While this pandemic is a crisis that everyone in the nation is facing, some are closer to the frontlines than others. As long as disparities in healthcare exist under standard circumstances, more people will always die when we’re faced with what we’re dealing with now. The result of BIPOC being disproportionately affected by COVID-19 is the cumulative result of systemic prejudice and neglect of the unique needs of minority communities.

The way to combat this is to point out and uproot unconscious biases that medical professionals might carry. Studies show that even people of color who are fully insured and make a considerable amount of income have worse health outcomes than their white counterparts.

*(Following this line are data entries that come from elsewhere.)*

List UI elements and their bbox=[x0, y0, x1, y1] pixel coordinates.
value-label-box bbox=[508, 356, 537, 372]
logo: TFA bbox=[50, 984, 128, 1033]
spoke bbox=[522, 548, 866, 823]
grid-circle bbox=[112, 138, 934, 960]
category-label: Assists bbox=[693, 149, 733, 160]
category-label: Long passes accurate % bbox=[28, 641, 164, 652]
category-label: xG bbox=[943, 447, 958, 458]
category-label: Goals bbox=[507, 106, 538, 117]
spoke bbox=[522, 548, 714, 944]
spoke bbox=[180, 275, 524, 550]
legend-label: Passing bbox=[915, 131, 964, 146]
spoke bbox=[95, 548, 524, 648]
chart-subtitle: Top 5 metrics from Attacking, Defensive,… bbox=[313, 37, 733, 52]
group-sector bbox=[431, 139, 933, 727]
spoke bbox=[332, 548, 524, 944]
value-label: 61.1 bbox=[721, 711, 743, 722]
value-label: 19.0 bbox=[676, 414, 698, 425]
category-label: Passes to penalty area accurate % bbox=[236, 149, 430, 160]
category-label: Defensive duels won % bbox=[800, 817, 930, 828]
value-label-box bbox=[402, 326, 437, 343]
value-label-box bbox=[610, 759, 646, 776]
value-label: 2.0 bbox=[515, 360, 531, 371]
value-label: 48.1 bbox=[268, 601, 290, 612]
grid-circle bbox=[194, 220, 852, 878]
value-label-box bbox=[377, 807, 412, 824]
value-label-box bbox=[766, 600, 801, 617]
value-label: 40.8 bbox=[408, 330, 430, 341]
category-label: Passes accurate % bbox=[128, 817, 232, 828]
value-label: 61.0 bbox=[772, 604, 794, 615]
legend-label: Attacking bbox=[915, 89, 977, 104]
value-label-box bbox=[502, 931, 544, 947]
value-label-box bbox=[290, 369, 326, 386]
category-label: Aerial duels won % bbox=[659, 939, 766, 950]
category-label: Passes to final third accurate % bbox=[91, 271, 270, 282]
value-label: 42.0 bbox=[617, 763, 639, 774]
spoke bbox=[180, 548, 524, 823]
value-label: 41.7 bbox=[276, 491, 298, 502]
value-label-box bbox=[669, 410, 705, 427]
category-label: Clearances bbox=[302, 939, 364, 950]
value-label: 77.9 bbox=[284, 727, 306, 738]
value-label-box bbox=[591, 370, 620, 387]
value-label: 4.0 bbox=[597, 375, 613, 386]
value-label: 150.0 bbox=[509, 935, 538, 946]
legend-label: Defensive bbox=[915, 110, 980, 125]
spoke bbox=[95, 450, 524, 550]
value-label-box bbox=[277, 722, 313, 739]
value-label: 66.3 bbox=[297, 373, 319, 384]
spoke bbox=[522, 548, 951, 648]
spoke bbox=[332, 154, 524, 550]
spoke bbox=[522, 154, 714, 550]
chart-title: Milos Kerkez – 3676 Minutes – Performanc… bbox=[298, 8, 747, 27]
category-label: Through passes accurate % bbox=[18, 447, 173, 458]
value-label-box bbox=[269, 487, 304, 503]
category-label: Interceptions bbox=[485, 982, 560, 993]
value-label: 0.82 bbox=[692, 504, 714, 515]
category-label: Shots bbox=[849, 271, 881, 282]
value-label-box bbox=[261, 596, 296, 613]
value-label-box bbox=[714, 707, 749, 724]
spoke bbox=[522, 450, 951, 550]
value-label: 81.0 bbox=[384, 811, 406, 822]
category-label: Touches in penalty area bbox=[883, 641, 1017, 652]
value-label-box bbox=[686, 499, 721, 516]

This points to the fact the disparities not only lie in resources, but quality of care. The discrimination that minorities face from doctors and nurses make them more apprehensive to go to the hospital in the first place. The reluctance to seek treatment leads to sicker patients and more dire outcomes. On the other hand, doctors may feel misunderstood by their patients, while patients are afraid to ask questions or advocate for themselves for fear of being misunderstood or judged.

It takes a conscious effort and a willingness to be honest about the state of our healthcare system in order to tackle this issue. Doctors and nurses can’t be thanked enough for putting themselves directly in harm’s way to take care of us and our families – not only during a global pandemic, but every single day. However, it’s important that the people we trust with our lives and our loved ones are doing absolutely everything they can to listen to our concerns and care for us, regardless of race or ethnicity. Additionally, systems must be mobilized to combat food deserts and housing insecurity in minority communities.

If this pandemic has taught us anything, it’s that we are all intricately connected. How else could one infection halt the entire globe? Therefore, the health of America is every citizen’s responsibility. We carry this responsibility by caring for one another and speaking out for each other. This is how we defeat the virus.